Get logic out of your components
Unit testing starts with creating units to test. If you have a large component with a lot of logic inside of it, you’re more likely to have a hard time testing it. Designing your components to get logic out of the component, and to return something meaningful that React can use in JSX or in state is a huge win. For starters, the function will no longer magically inherit values from other parts of your component in the body of the function — it forces us to pass these values as parameters instead which is less error prone. In terms of testability, we can pass these parameters in our tests and expect a result back. This is far simpler than trying to mock user interaction to dig into the logical branches of functions. Better yet, if we put the logic in a separate file, we can mock it to return different values when we test our component in isolation.
Use Redux as Intended
Redux has gotten a lot of hate lately. I’ve spoken to people who don’t like Redux that don’t fully understand how Redux can be used to manage complex apps. Many have treated Redux as a solution for sharing state among apps and that’s it. Redux is much more than that. For starters, Redux shifts our thinking from state setters/getters to events. The way I like to use Redux is to create a new action for each handler/event in my React component — even if something else in the component does something similar. This way there’s no confusion about what behavior I’m editing when I make updates to how my React component should treat events. With complex apps, this is big win.
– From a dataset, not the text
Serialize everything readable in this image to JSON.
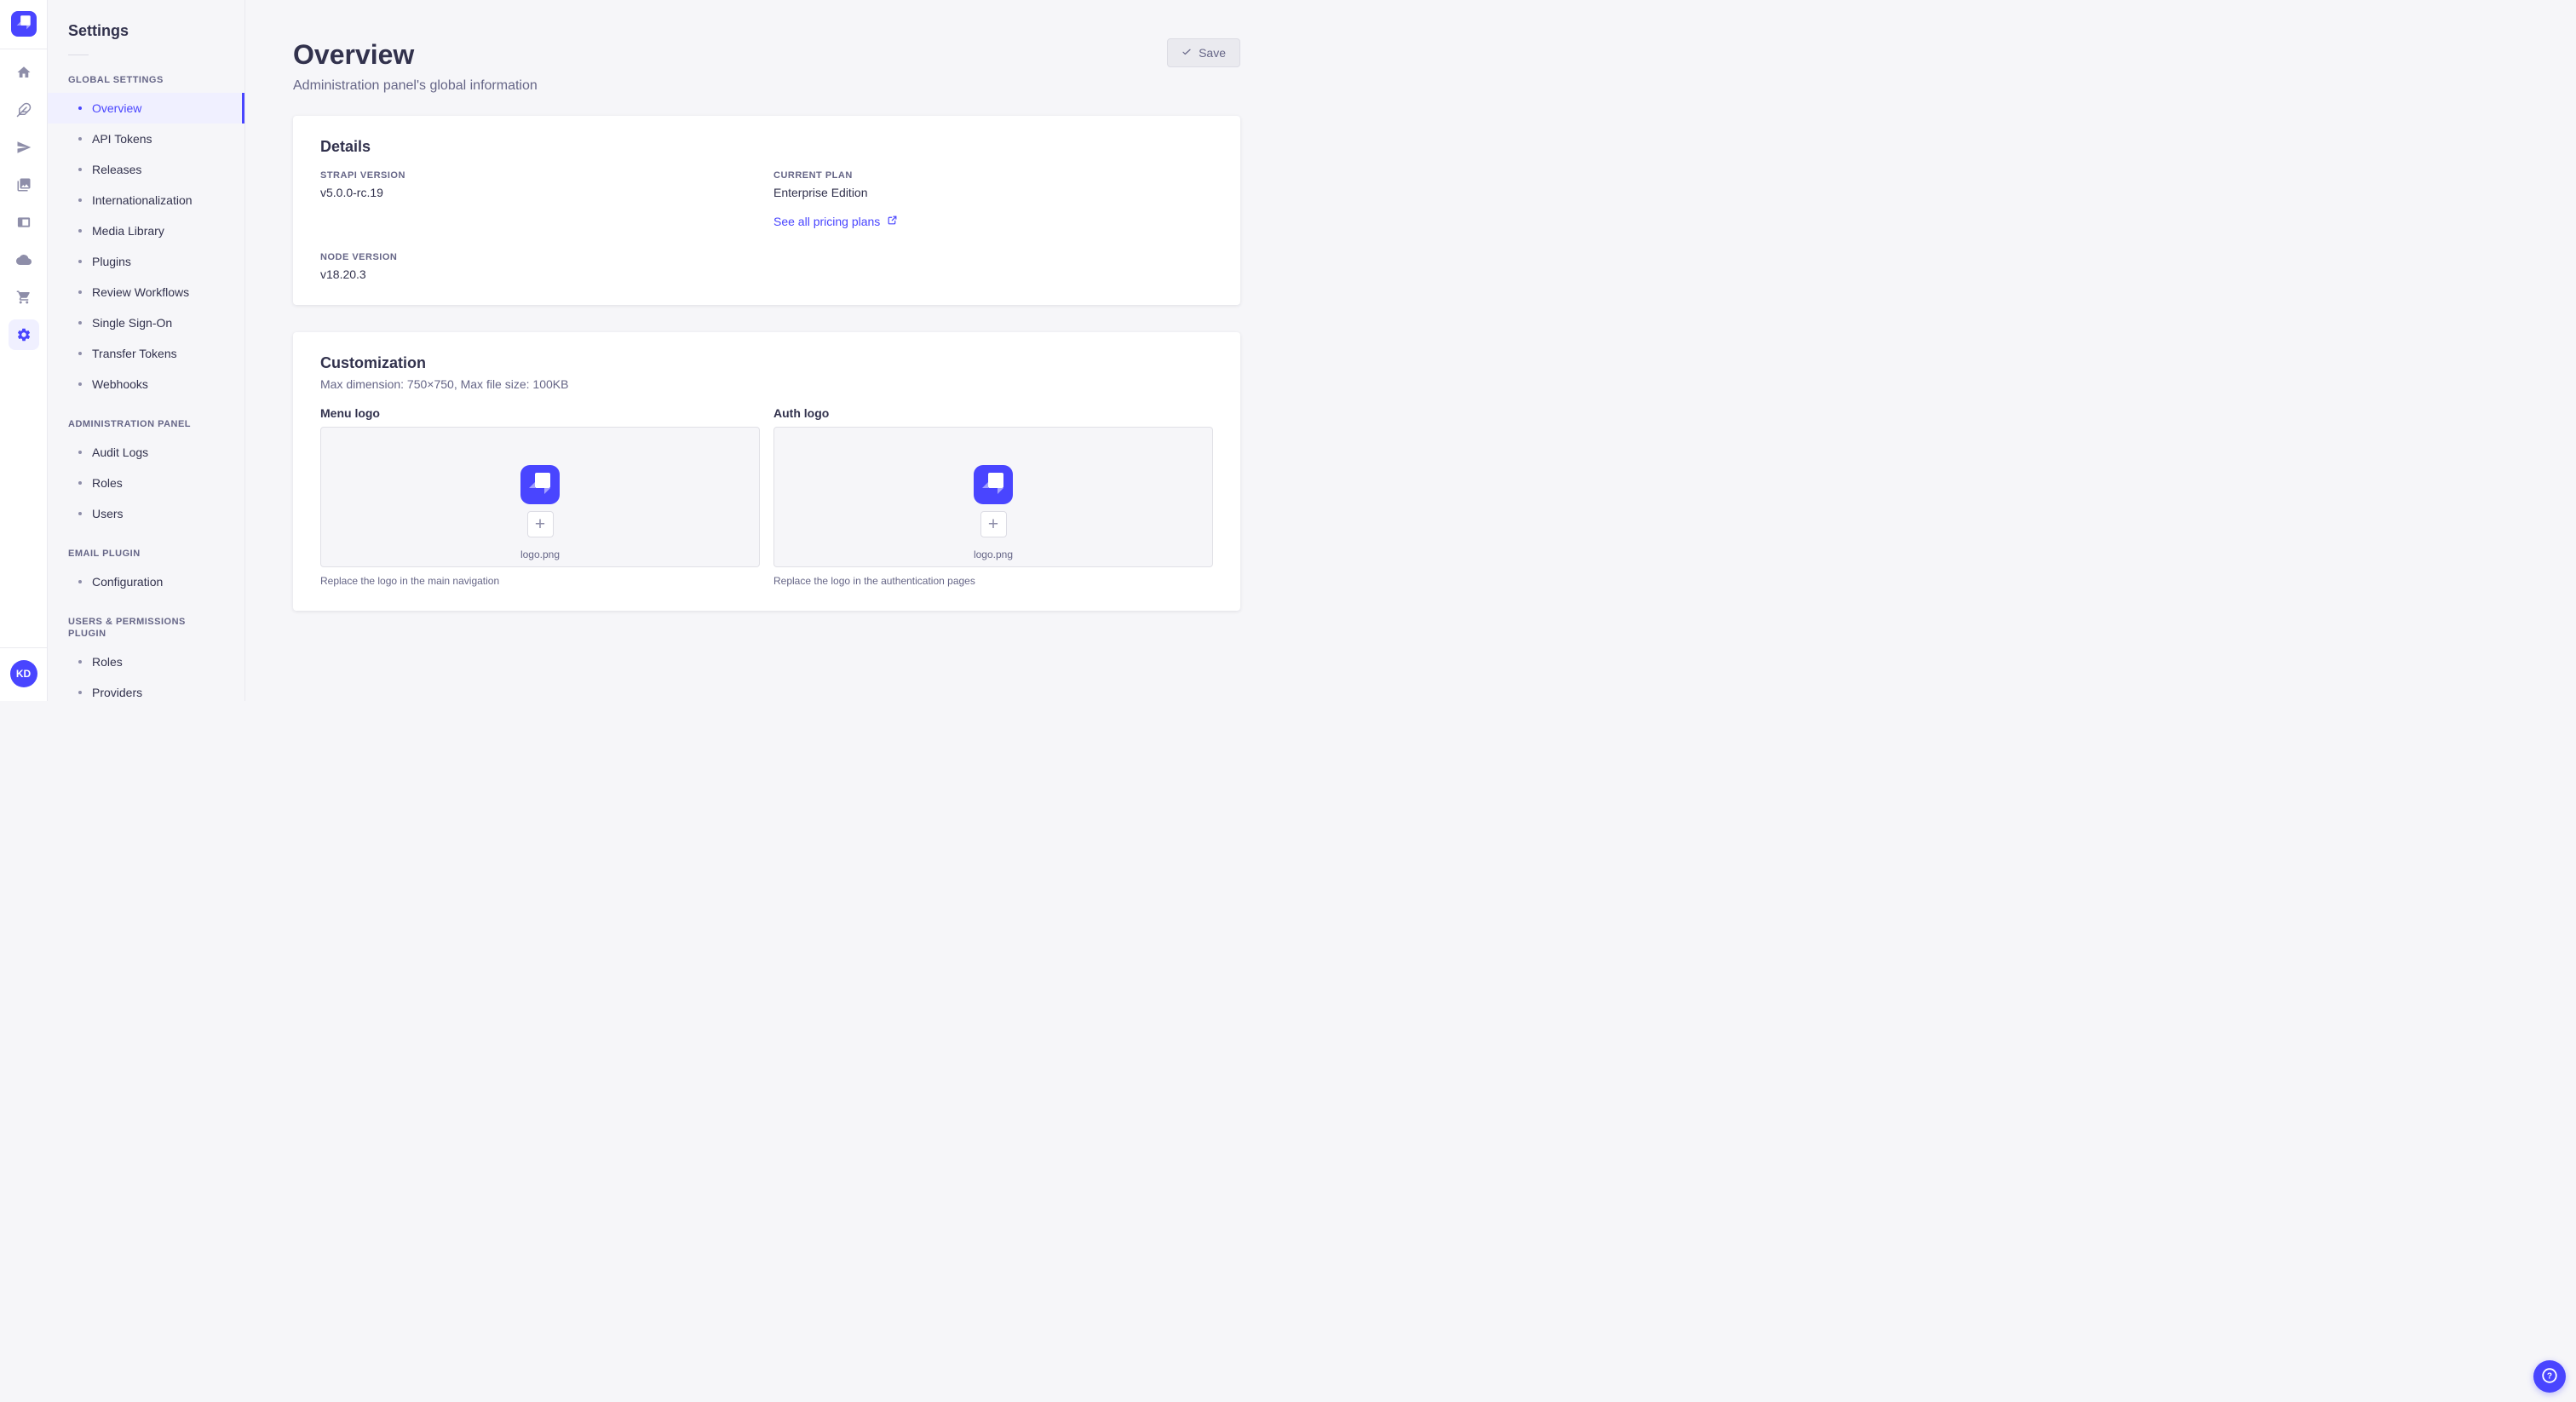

In terms of testability, Redux helps solve this issue by creating space for small units of code to exist. Here’s how I believe each step of Redux should be used if you want to make the most of its value:
- Actions — Enumerate each action to represent a single event in your application
- Side Effect Managers (i.e. Thunk/Sagas)— Resolve all side effects here — even if they don’t have anything to give to your reducer. Create a space for side effects that are related to events via actions and are isolated from the rest of your application.
- Reducers — Put all your pure logic associated with an event here. If there’s something that would otherwise make your reducer code impure, resolve it in the side effect manager first then deal with the result of the side effect in a pure way in your reducer. Keep the logic out of your component and in your reducer, then return an updated version of your store.
- Store — Create state that represents the direct outcome of events, not state that represents how it impacts component (there’s a difference).
- Selectors — This is where we interpret state to by synthesizing (potentially) multiple state variables and adding logic to produce a return value to your component.
So what about testing? You can test Side Effect Managers, Reducers, AND selectors in isolation. You can also mock their results on their way in and out of your React components. Redux is amazing for testing when you use it like this, and also shifts our thinking to events rather than trying to understand the context of state setter/getter that we’re going to impact when making changes. Use Redux! (or should I say, use Redux in a useful way!)